I played a lot of Borderlands 1 as a teenager, and I only played the second game as an adult years later. That first game is really empty and dry and a little generic and flaky for the most part, but I really enjoy that spread-out, lonely feeling mixed with the PvE with the skags and rakk and stuff.
It isn't particularly light on dialogue, but it pales in comparison to the second game, where every mission has at least eight entirely voiced lines and random citizens make dubstep noises as you walk around the main hub area - I prefer the sparseness.
Borderlands: the Pre-Sequel is cut entirely from the cloth of Borderlands 2, and it's not a bad thing because BL2 is a technological upgrade from the first game and has way more functionality and flexibility on a gameplay scale. But it also takes after the second game way, way more than the first game, in that the dialogue is fairly dense and they're going for an actual story with key players, not a morally dubious treasure hunt sign-posted with story missions. The humor also has that thing where it's always undercutting itself and it feels like it's trying too hard - more of a BL2 thing than a BL1 thing.
Jack is a very talky character in the Pre-Sequel, given his prominent role and being set up for Borderlands 2, and you have the game's framing device as well which provides running commentary the whole time. You have a motif of heroes and villains not being who you thought they were, which I wasn't super into. It's very much Borderlands 2.5 in function rather than Borderlands 1.5, and while it's understandable on a gameplay level, I just didn't vibe with how hard the story and dialogue tries.
That being said?

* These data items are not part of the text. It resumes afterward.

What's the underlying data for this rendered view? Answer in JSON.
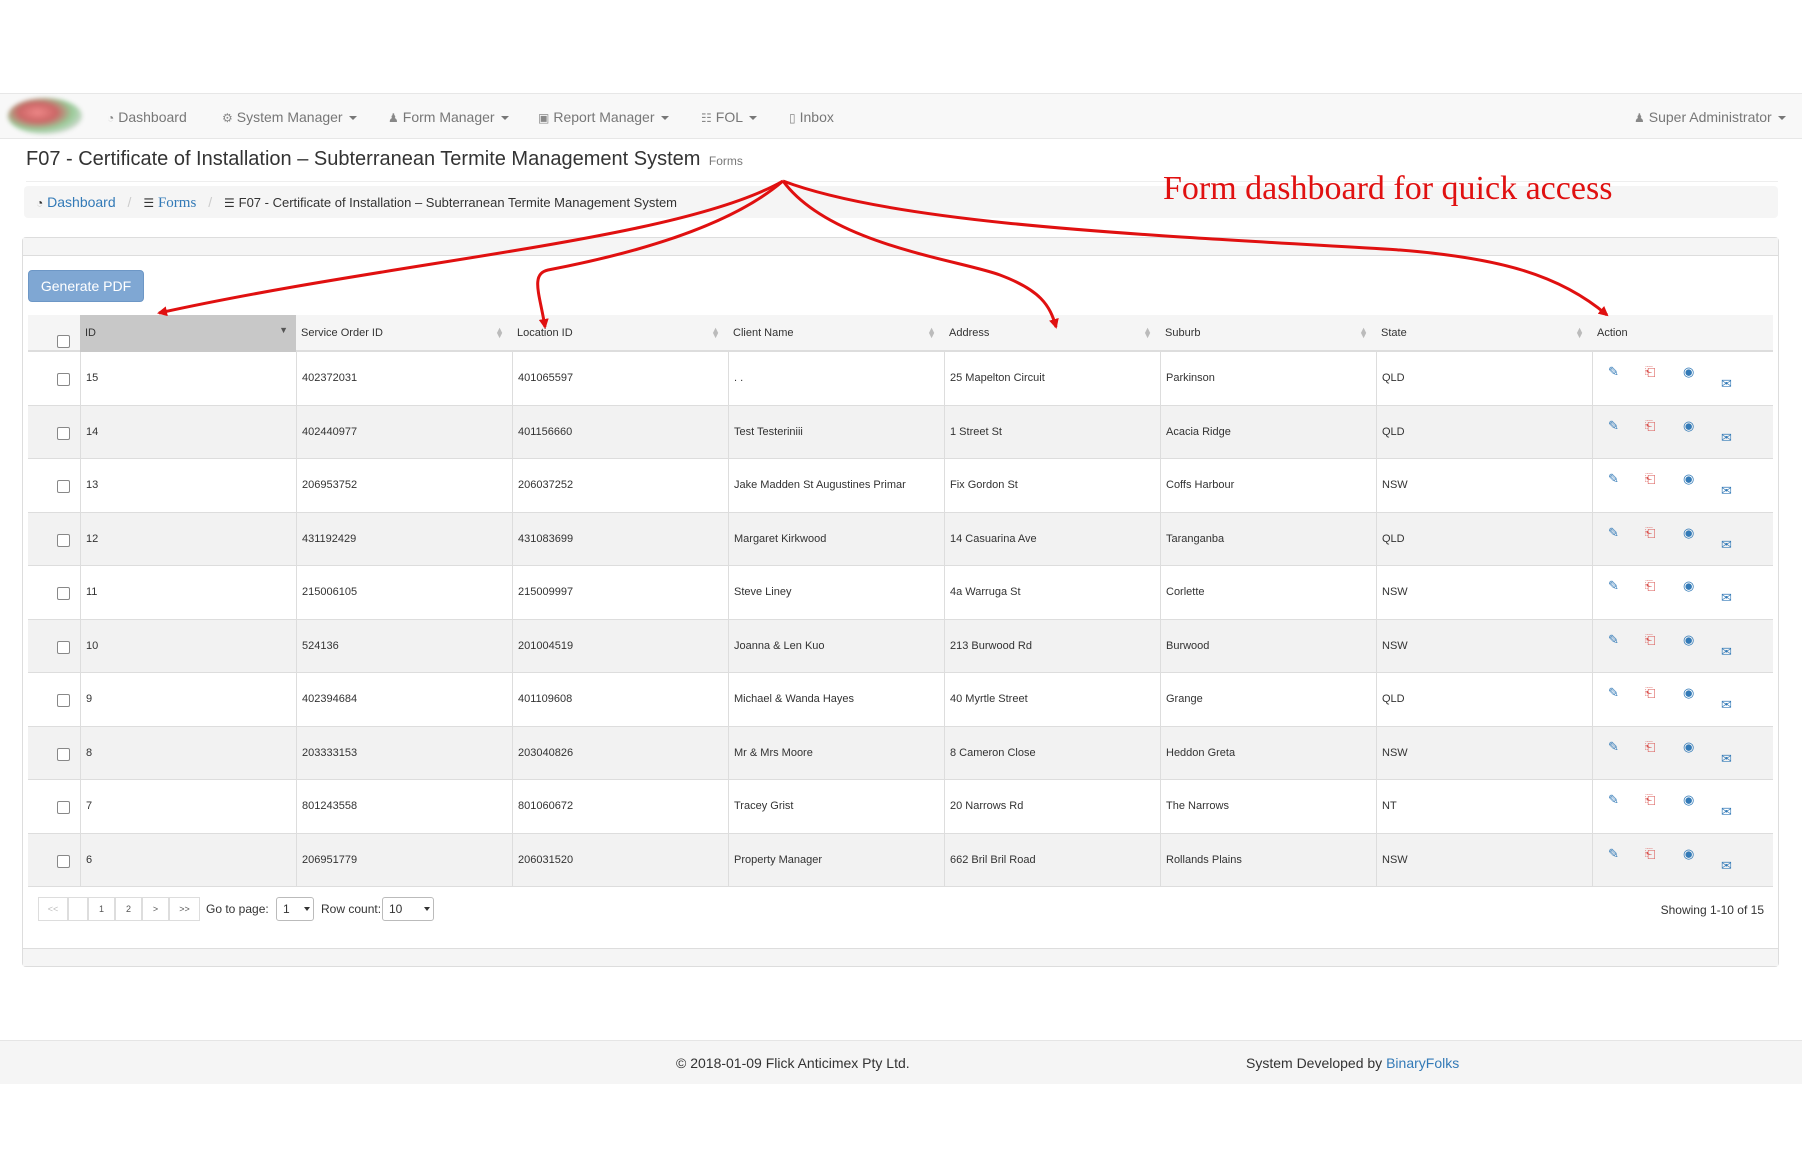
{
  "navbar": {
    "items": [
      {
        "label": "Dashboard",
        "icon": "dashboard-icon"
      },
      {
        "label": "System Manager",
        "icon": "gear-icon"
      },
      {
        "label": "Form Manager",
        "icon": "user-icon"
      },
      {
        "label": "Report Manager",
        "icon": "briefcase-icon"
      },
      {
        "label": "FOL",
        "icon": "sitemap-icon"
      },
      {
        "label": "Inbox",
        "icon": "inbox-icon"
      }
    ],
    "user": "Super Administrator"
  },
  "header": {
    "title": "F07 - Certificate of Installation – Subterranean Termite Management System",
    "subtitle": "Forms"
  },
  "breadcrumb": {
    "home": "Dashboard",
    "forms": "Forms",
    "current": "F07 - Certificate of Installation – Subterranean Termite Management System"
  },
  "annotation": "Form dashboard for quick access",
  "toolbar": {
    "generate_pdf": "Generate PDF"
  },
  "table": {
    "columns": [
      "ID",
      "Service Order ID",
      "Location ID",
      "Client Name",
      "Address",
      "Suburb",
      "State",
      "Action"
    ],
    "rows": [
      [
        "15",
        "402372031",
        "401065597",
        ". .",
        "25 Mapelton Circuit",
        "Parkinson",
        "QLD"
      ],
      [
        "14",
        "402440977",
        "401156660",
        "Test Testeriniii",
        "1 Street St",
        "Acacia Ridge",
        "QLD"
      ],
      [
        "13",
        "206953752",
        "206037252",
        "Jake Madden St Augustines Primar",
        "Fix Gordon St",
        "Coffs Harbour",
        "NSW"
      ],
      [
        "12",
        "431192429",
        "431083699",
        "Margaret Kirkwood",
        "14 Casuarina Ave",
        "Taranganba",
        "QLD"
      ],
      [
        "11",
        "215006105",
        "215009997",
        "Steve Liney",
        "4a Warruga St",
        "Corlette",
        "NSW"
      ],
      [
        "10",
        "524136",
        "201004519",
        "Joanna & Len Kuo",
        "213 Burwood Rd",
        "Burwood",
        "NSW"
      ],
      [
        "9",
        "402394684",
        "401109608",
        "Michael & Wanda Hayes",
        "40 Myrtle Street",
        "Grange",
        "QLD"
      ],
      [
        "8",
        "203333153",
        "203040826",
        "Mr & Mrs Moore",
        "8 Cameron Close",
        "Heddon Greta",
        "NSW"
      ],
      [
        "7",
        "801243558",
        "801060672",
        "Tracey Grist",
        "20 Narrows Rd",
        "The Narrows",
        "NT"
      ],
      [
        "6",
        "206951779",
        "206031520",
        "Property Manager",
        "662 Bril Bril Road",
        "Rollands Plains",
        "NSW"
      ]
    ]
  },
  "pagination": {
    "first": "<<",
    "prev": "",
    "pages": [
      "1",
      "2"
    ],
    "next": ">",
    "last": ">>",
    "goto_label": "Go to page:",
    "goto_value": "1",
    "rowcount_label": "Row count:",
    "rowcount_value": "10",
    "showing": "Showing 1-10 of 15"
  },
  "footer": {
    "copyright": "© 2018-01-09 Flick Anticimex Pty Ltd.",
    "developed_by": "System Developed by ",
    "developer": "BinaryFolks"
  },
  "colors": {
    "accent": "#337ab7",
    "annotation": "#e01010",
    "pdf": "#d9534f"
  }
}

Claptastic Voyage is another page out of that book, but through the framing device of you going through Claptrap's memories, it acts as more of a bridge between the first two games than the main game does imo. I'm not done yet, but going back to this virtual Fyrestone to get this MacGuffin was a cute segment.
I also like Claptrap for the most part, even if he has a reputation for being a flat comic relief character in the first game. His hateablity was ramped up for the second game and he was turned into a caricature for the sake of humor, but I found it much more obnoxious when the second game continued to shit on him and outright call him unloved than even his small repertoire of canned lines in the first game.

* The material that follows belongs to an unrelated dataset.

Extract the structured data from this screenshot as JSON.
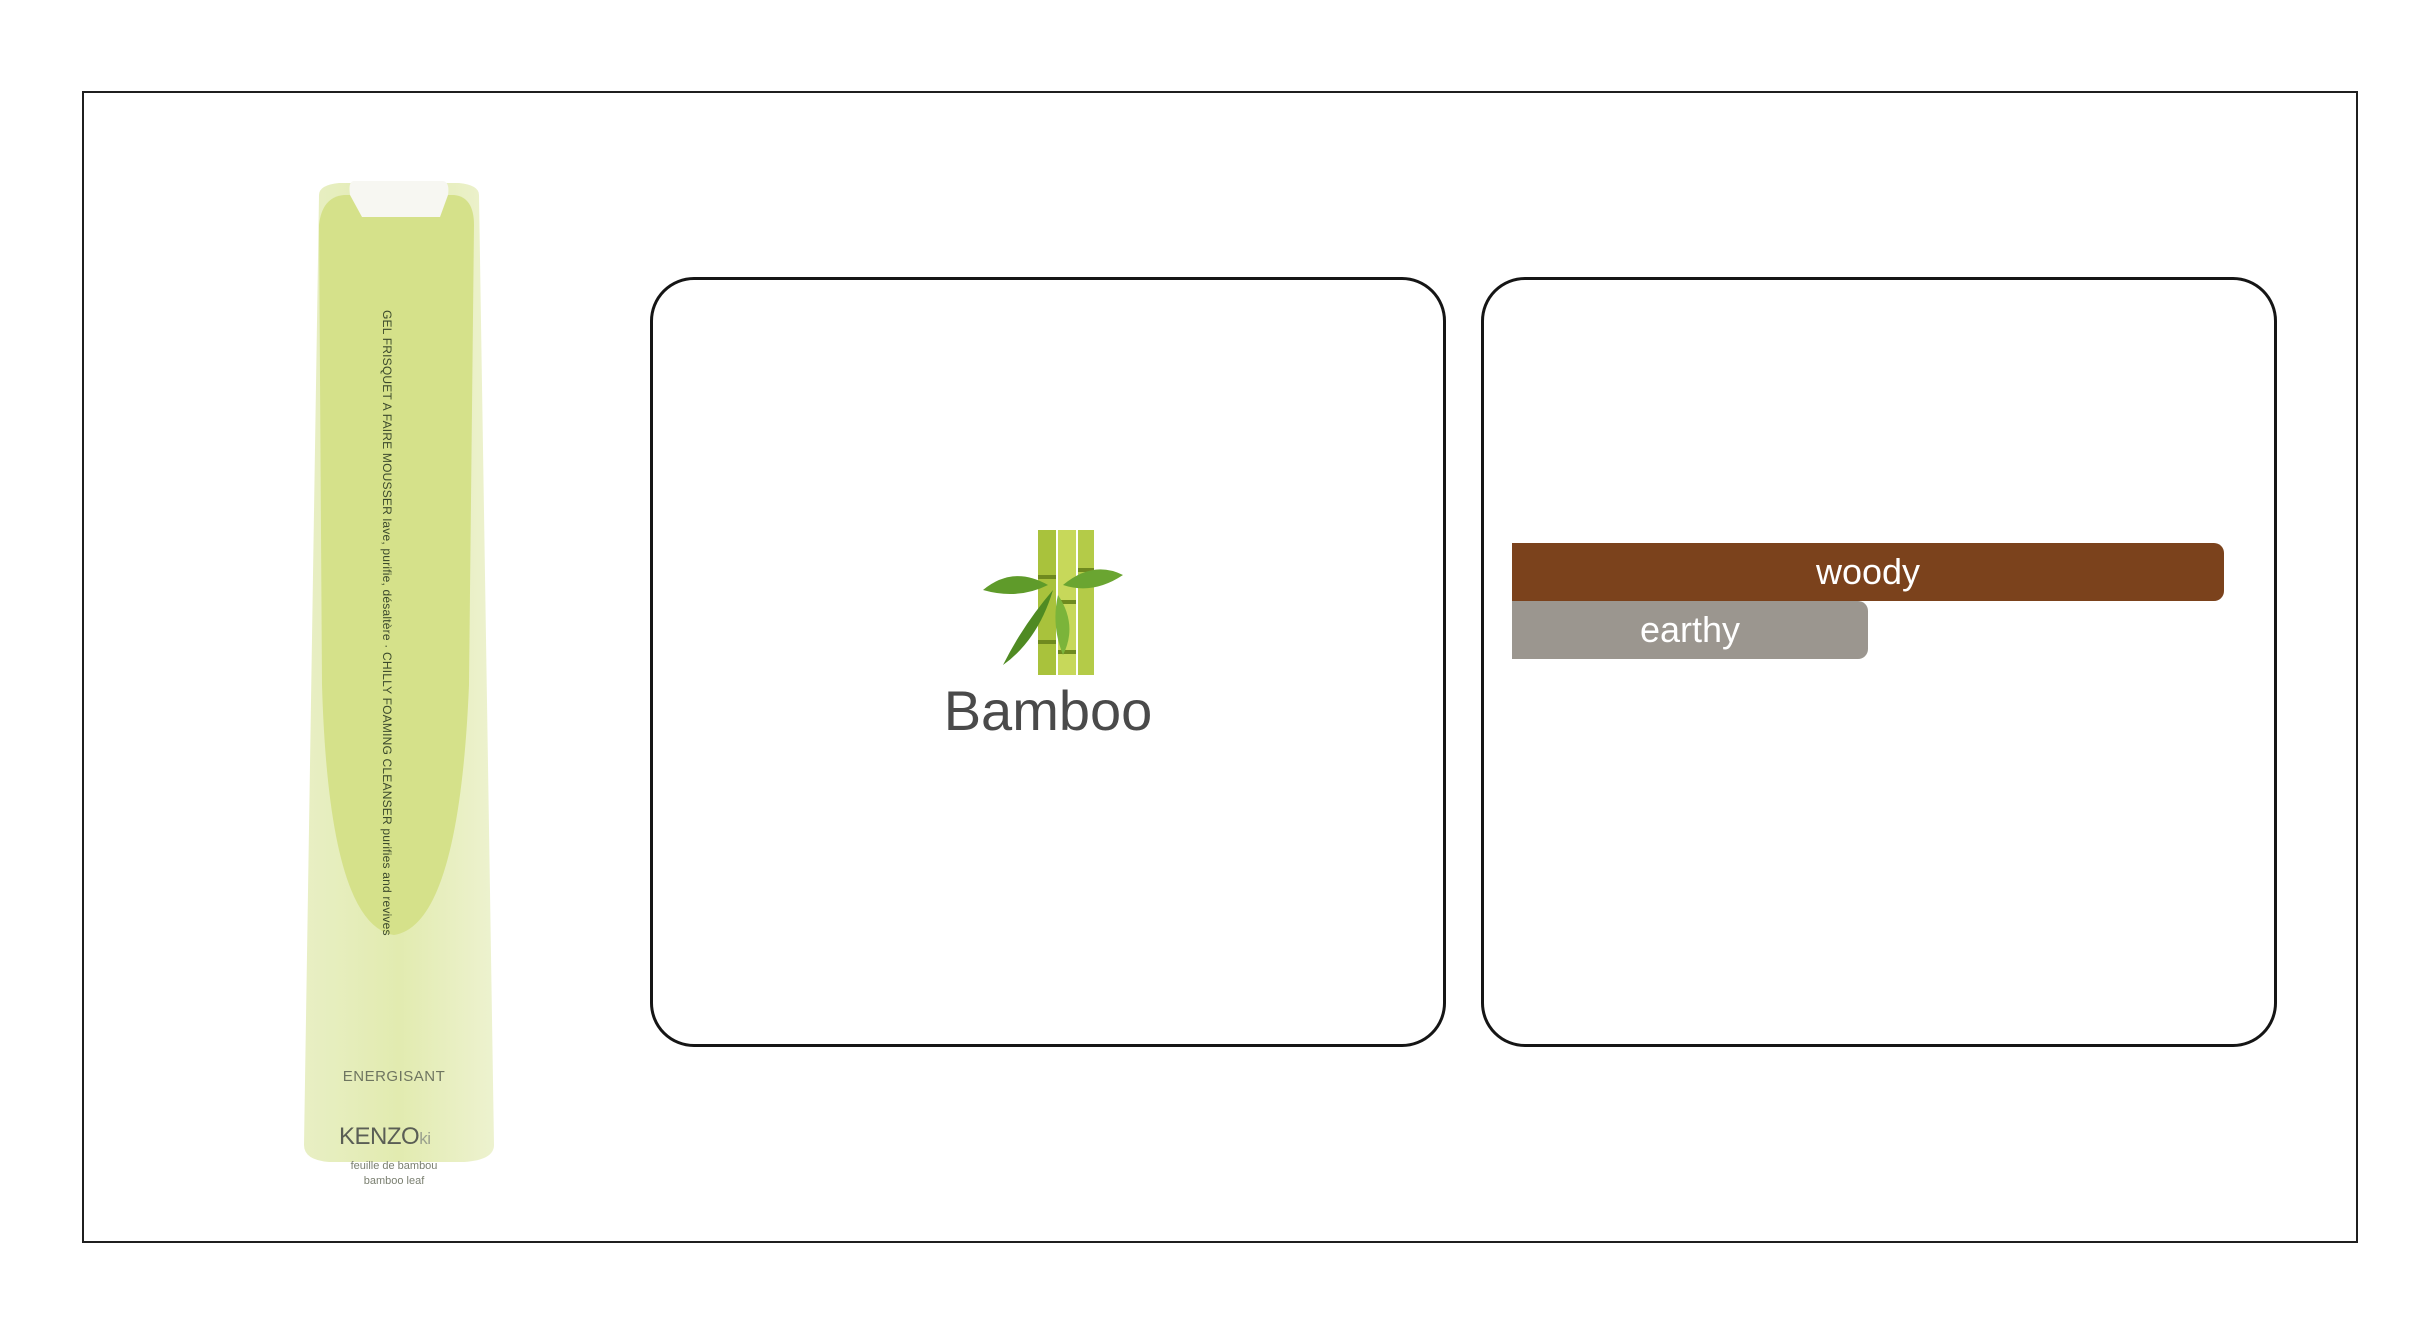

He wasn't perfect in BL1, nor was he a sacred cow - one of my favorite parts of the first game was the Claptrap that gets ganked in the Island of Dr. Ned DLC. But he wasn't the outright punching bag and serial annoyance he was in the second game. Basically, I'm more in line with Angel's "funny little robot" comment than BL2 starting off by ripping out his eye and giving him an inferiority complex.
The Pre-Sequel proper and the DLC still has Claptrap being the point of much mockery and derision, but through seeing his memories and having his inner world be the setting of the DLC - having the character of Claptrap as a focus, in both the BL2 school of beating the shit out of him and giving him more of a straightforward way of addressing the past of BL1 - I think this DLC has bridged the gap between the games a whole lot more than the base Pre-Sequel game did.
To sum up my feelings, it's like the Pre-Sequel existed first and foremost to flesh things out for the second game - the next chronological entry in the series, released two years before - and the Claptastic Voyage DLC is acting more as a bridge between Borderlands 1 and 2. Borderlands 2.5 vs Borderlands 1.5, at least as far as tone and vibes go, even if the DLC still focuses a ton on that BL2 quality of writing.